Cofundador de quatro empresas e inventor de patentes licenciadas para empresas líderes em edição genética, Güell foi pioneiro no aproveitamento da biologia para criar novos princípios moleculares e tecnologias para desenvolver engenharia baseada na biologia.
Nanomateriais para descarbonização
Relativamente ao 10.º Prémio Fundação Banco Sabadell para as Ciências e Engenharia atribuído a Pelayo García de Arquer, o júri destaca o seu “extraordinário impacto na comunidade científica internacional e o seu contributo na transferência de tecnologia em áreas tão críticas e socialmente relevantes como a descarbonização”. O seu trabalho, onde convergem a fotónica, a ciência dos materiais e a engenharia, avançou novas tecnologias-chave para a descarbonização, desde células solares de alta eficiência até sistemas para converter CO₂ em produtos de valor industrial ou gerar hidrogénio verde.

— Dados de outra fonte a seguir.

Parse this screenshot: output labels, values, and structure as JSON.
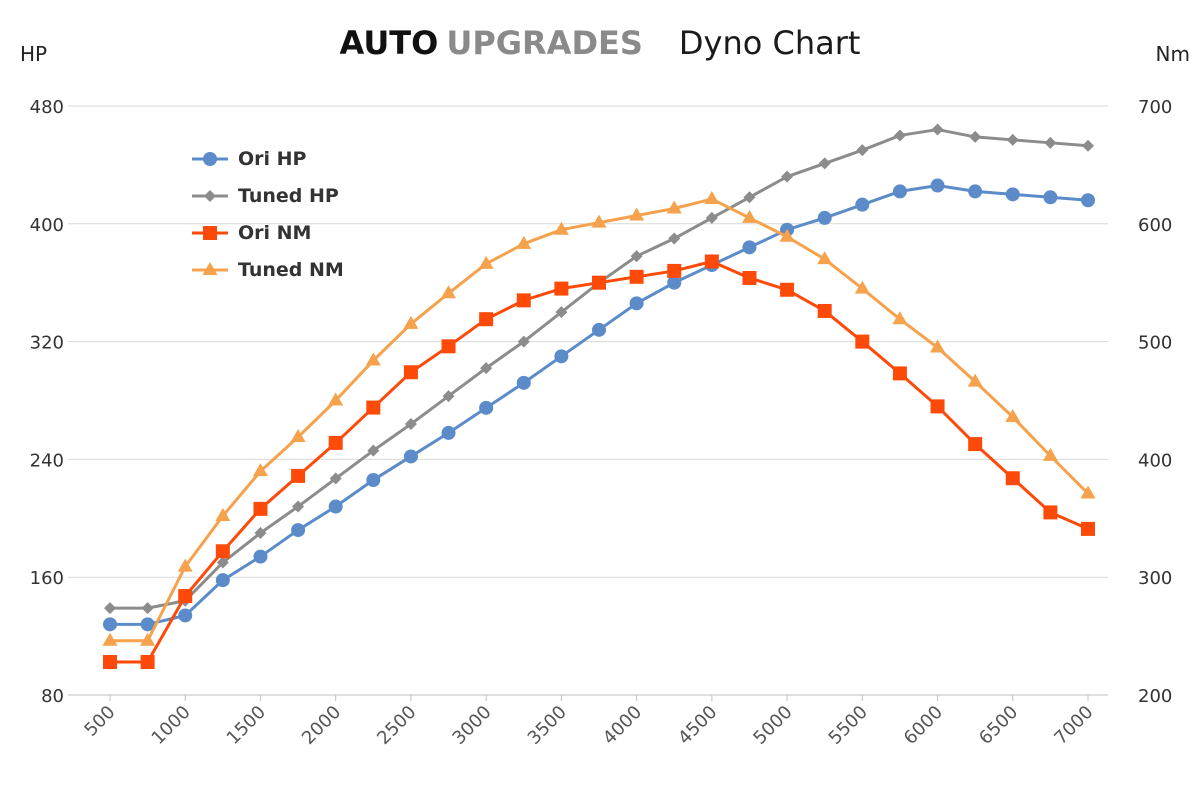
{
  "header": {
    "brand_bold": "AUTO",
    "brand_grey": "UPGRADES",
    "subtitle": "Dyno Chart"
  },
  "axes": {
    "left_unit": "HP",
    "right_unit": "Nm"
  },
  "colors": {
    "ori_hp": "#5b8cc9",
    "tuned_hp": "#8c8c8c",
    "ori_nm": "#fe4a09",
    "tuned_nm": "#f6a14b",
    "grid": "#d9d9d9"
  },
  "chart_data": {
    "type": "line",
    "x": [
      500,
      750,
      1000,
      1250,
      1500,
      1750,
      2000,
      2250,
      2500,
      2750,
      3000,
      3250,
      3500,
      3750,
      4000,
      4250,
      4500,
      4750,
      5000,
      5250,
      5500,
      5750,
      6000,
      6250,
      6500,
      6750,
      7000
    ],
    "x_tick_labels": [
      "500",
      "1000",
      "1500",
      "2000",
      "2500",
      "3000",
      "3500",
      "4000",
      "4500",
      "5000",
      "5500",
      "6000",
      "6500",
      "7000"
    ],
    "x_ticks": [
      500,
      1000,
      1500,
      2000,
      2500,
      3000,
      3500,
      4000,
      4500,
      5000,
      5500,
      6000,
      6500,
      7000
    ],
    "ylabel": "HP",
    "y2label": "Nm",
    "ylim": [
      80,
      480
    ],
    "y_ticks": [
      80,
      160,
      240,
      320,
      400,
      480
    ],
    "y2lim": [
      200,
      700
    ],
    "y2_ticks": [
      200,
      300,
      400,
      500,
      600,
      700
    ],
    "grid": true,
    "legend_position": "top-left",
    "series": [
      {
        "name": "Ori HP",
        "axis": "left",
        "marker": "circle",
        "color": "#5b8cc9",
        "values": [
          128,
          128,
          134,
          158,
          174,
          192,
          208,
          226,
          242,
          258,
          275,
          292,
          310,
          328,
          346,
          360,
          372,
          384,
          396,
          404,
          413,
          422,
          426,
          422,
          420,
          418,
          416
        ]
      },
      {
        "name": "Tuned HP",
        "axis": "left",
        "marker": "diamond",
        "color": "#8c8c8c",
        "values": [
          139,
          139,
          144,
          170,
          190,
          208,
          227,
          246,
          264,
          283,
          302,
          320,
          340,
          360,
          378,
          390,
          404,
          418,
          432,
          441,
          450,
          460,
          464,
          459,
          457,
          455,
          453
        ]
      },
      {
        "name": "Ori NM",
        "axis": "right",
        "marker": "square",
        "color": "#fe4a09",
        "values": [
          228,
          228,
          284,
          322,
          358,
          386,
          414,
          444,
          474,
          496,
          519,
          535,
          545,
          550,
          555,
          560,
          568,
          554,
          544,
          526,
          500,
          473,
          445,
          413,
          384,
          355,
          341
        ]
      },
      {
        "name": "Tuned NM",
        "axis": "right",
        "marker": "triangle",
        "color": "#f6a14b",
        "values": [
          246,
          246,
          309,
          352,
          390,
          419,
          450,
          484,
          515,
          541,
          566,
          583,
          595,
          601,
          607,
          613,
          621,
          605,
          589,
          570,
          545,
          519,
          495,
          466,
          436,
          403,
          371
        ]
      }
    ]
  }
}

Para isso, a nanotecnologia tem sido a sua grande aliada: “Esta ferramenta envolve-nos e permite o nosso estado de bem-estar, desde o protetor solar à ida à praia, ao revestimento antiaderente de uma frigideira, ao catalisador de um escape, às vacinas e à tecnologia de precisão médica e informática”.
O laureado espera que a investigação que lidera “possa ajudar a mitigar as alterações climáticas e dar-nos soberania energética e bem-estar através da ‘reciclagem’ da poluição em combustíveis, precursores químicos e fertilizantes. Desta forma, o preço do carrinho de compras não ficaria dependente de uma guerra no Médio Oriente”.
Caixa selecionada: Um incentivo para jovens investigadores
Os Prémios Fundação Banco Sabadell reconhecem anualmente a excelência de investigadores em fase inicial da carreira, cujos contributos se destacam tanto pela qualidade científica como pelo potencial impacto social.
Para Pelayo García de Arquer, estes prémios reflectem “o trabalho de uma equipa e de colaboradores (presentes e passados), pelo que são um mérito distribuído. Todos os prémios que reconhecem a ciência, a inovação e a tecnologia são também muito importantes para fazer a transferência da investigação para a sociedade”.
Marc Güell, por sua vez, destaca que “a missão da Fundação Banco Sabadell contribui muito para a criação de um ecossistema científico e inovador com valor acrescentado. Nestes tempos, é estratégico ter soberania científica e tecnológica para garantir a prosperidade futura”.